Première édition du festival de fanal à Ouanaminthe

La première édition du festival de fanal à Ouanaminthe est l’une des plus belles à laquelle j’ai participé dans la ville. Depuis ma naissance, je n’avais jamais vu de fanaux. Je n’en avais jamais entendu parler non plus. Ils sont très jolis. Ils ont été fabriqués sous forme de maison et j’aime aussi et surtout le scintillement de la lumière », a déclaré Nymrode Charles, un élève de 6e année à l’école Jean-Robert Élie. L’écolier a aussi remercié cordialement les organisateurs de cet évènement pour cette opportunité qu’ils lui ont offerte de découvrir une si belle chose comme le fanal.

Si, pour Nymrode Charles, le festival est un évènement inédit, il en est de même pour beaucoup d’autres élèves, qu’ils soient du Berceau du savoir et de l’école nationale de garçons. Selon Ronaldo Louis du Collège Eurêka, l’activité permet aux différents élèves de Ouanaminthe de pouvoir se rencontrer et de partager quelque chose en commun : le fanal. Il dit être très content pour ce geste, car il sait ce qu’est un fanal et qu’il sait désormais en fabriquer aussi.

«J’espère être là pour la deuxième édition. Je ne veux rater aucune édition de ce festival », a-t-il exprimé. À travers les propos de ce garçon tenant un fanal qu’il venait d’apprendre à fabriquer, on pouvait déceler toute sa joie et sa fierté de pouvoir créer un objet aussi beau et lumineux.

Des filles de l’école nationale de Dilaire ont exprimé leur consentement vis-à-vis du festival. Dendjina Jean et Jinia Joachim, deux bonnes amies, disent êtres contentes parce qu’elles ne savaient pas ce que c’est qu’un fanal et qu’elles ne pouvaient pas en fabriquer non plus. « J’aime l’architecture et la lumière des fanaux. Ils me font penser automatiquement à la fête de Noël», a signalé l’une d’entre elles, tandis que l’autre a pris le soin de dire que « quand on a un fanal chez soi, on aura sûrement envie d’y rester ».
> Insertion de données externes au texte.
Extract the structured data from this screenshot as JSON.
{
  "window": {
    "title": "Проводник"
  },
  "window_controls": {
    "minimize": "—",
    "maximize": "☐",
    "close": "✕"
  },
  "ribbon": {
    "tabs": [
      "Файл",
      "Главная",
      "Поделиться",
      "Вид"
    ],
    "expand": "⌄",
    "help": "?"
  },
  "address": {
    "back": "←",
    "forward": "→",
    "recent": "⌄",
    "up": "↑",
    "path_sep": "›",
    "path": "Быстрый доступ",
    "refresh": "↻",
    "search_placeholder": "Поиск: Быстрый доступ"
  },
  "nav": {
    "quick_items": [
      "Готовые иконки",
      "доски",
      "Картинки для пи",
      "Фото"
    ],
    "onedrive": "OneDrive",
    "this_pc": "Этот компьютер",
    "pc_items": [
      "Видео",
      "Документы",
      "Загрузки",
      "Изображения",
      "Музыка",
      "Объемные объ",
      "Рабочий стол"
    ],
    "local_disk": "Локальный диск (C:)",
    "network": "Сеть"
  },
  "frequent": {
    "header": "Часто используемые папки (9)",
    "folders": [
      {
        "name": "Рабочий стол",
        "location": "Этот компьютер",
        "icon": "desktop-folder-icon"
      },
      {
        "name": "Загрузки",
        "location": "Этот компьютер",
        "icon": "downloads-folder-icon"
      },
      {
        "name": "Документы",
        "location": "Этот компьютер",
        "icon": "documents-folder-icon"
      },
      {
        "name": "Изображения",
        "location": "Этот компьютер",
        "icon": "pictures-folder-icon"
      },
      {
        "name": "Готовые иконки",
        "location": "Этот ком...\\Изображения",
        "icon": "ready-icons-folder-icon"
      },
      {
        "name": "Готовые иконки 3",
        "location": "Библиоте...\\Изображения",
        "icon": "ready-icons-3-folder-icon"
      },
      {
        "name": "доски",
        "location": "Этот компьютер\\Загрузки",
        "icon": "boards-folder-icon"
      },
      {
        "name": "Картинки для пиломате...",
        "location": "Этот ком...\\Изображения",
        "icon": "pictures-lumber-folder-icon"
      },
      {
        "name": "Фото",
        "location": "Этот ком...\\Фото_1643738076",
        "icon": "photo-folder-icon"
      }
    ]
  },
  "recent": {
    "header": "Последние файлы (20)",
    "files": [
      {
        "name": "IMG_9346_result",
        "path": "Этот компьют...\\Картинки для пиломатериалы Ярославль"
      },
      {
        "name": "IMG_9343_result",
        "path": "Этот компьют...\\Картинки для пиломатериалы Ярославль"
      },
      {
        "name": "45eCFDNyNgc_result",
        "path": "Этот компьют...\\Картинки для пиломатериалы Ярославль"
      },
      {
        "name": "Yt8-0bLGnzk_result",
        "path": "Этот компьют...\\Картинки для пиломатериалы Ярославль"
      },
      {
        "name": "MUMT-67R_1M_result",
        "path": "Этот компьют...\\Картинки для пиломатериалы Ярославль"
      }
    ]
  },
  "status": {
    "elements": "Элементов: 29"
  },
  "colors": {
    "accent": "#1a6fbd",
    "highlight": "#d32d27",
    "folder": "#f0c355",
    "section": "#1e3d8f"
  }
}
De l’avis de Sem Pierre, membre organisateur, cette activité s’inscrit dans une perspective de retour à la tradition des fanaux qu’on constatait autrefois à Ouanaminthe. « Dans un passé récent, les fanaux faisaient encore partie de nos belles traditions. De nos jours, on constate, perplexe, l’effritement de ces valeurs, piliers de notre culture du vivre-ensemble et de rapport à l’autre. Nous, au sein de Plaidoirie pour l’innovation et le rayonnement de Ouanaminthe, nous avons organisé cette activité sous le patronage d’autres institutions en vue de faire revivre cette culture du rassemblement et d’échapper à cet oubli », a fait remarquer le promoteur social. Il a aussi mis l’accent sur le travail environnemental, la valorisation des bâtiments construits, le souci de l’architecture, de la propreté et de l’urbanisation que l’apprentissage de la fabrication des fanaux confère aux enfants.

Tout comme Sem Pierre, qui croit que, dans dix ou vingt ans, la ville de Ounaminthe, le département du Nord-Est et le pays tout entier doivent changer, l’intervention de Stanley Junior Mésalier va dans le même sens. Dans ses propos, le membre d’Indigène a souligné l’importance d’investir dans le social. Il dit que cet acte permet de changer la donne, non seulement il est profitable pour les générations actuelles, mais aussi il sera bénéfique pour celles à venir.

« Il est d’autant plus crucial de poser des actes d’intérêt général parce qu’ils nous font sortir de notre individualité afin d’embrasser la cause de la cité, l’une des missions de la politique. Cela permet d’avancer dans la vie, de grandir dans ses convictions et de reconnaître publiquement le choix que l’on fait», a-t-il relevé. Il dit au passage que nous avons un pays à construire et, de ce lieu-là, nous devons partir des plus petits aux plus grands.